Collision-induced dissociation studies of protonated ions of alkylated thymidine and 2'-deoxyguanosine.

Mass spectrometry and tandem MS (MS/MS) have been widely employed for the identification and quantification of damaged nucleosides in DNA, including those induced by alkylating agents. Upon collisional activation, protonated ions of alkylated nucleosides frequently undergo facile neutral loss of a 2-deoxyribose in MS/MS, and further cleavage of the resulting protonated nucleobases in MS3 can sometimes be employed for differentiating regioisomeric alkylated DNA lesions. Herein, we investigated systematically the collision-induced dissociation (CID) of the protonated ions of O-4-alkylthymidine (O-4-alkyldT), O-2-alkyldT, O-6-alkyl-2'-deoxyguanosine (O-6-alkyldG), and N-2-alkyldG through MS3 analysis.
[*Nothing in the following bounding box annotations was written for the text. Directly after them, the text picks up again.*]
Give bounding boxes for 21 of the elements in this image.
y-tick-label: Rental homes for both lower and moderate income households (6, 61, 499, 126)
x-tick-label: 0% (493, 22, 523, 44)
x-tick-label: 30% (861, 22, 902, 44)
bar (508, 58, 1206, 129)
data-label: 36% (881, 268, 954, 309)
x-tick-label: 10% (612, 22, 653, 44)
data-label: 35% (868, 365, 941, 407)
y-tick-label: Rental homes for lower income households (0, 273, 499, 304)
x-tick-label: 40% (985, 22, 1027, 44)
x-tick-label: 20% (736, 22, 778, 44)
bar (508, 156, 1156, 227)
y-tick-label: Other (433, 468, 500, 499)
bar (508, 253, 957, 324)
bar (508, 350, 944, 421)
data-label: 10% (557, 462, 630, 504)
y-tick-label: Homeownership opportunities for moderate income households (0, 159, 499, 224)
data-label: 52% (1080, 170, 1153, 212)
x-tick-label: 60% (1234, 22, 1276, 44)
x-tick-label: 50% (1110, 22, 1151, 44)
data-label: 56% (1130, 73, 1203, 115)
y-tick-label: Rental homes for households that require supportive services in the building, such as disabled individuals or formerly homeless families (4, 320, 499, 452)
The MS3 of O-2- and O-4-MedT exhibit different fragmentation patterns from each other and from other O-2- and O-4-alkyldT adducts carrying larger alkyl groups. Meanwhile, elimination of alkene via a six-membered ring transition state is the dominant fragmentation pathway for O-2-alkyldT, O-4-alkyldT, and O-6-alkyldG adducts carrying larger alkyl groups, whereas O-6-MedG mainly undergoes elimination of ammonia. The breakdown of N-2-alkyldG is substantially influenced by the structure of the alkyl group, where the relative ease in eliminating ammonia and alkene is modulated by the chain length and branching of the alkyl groups. We also rationalize our observations with density functional theory (DFT) calculations.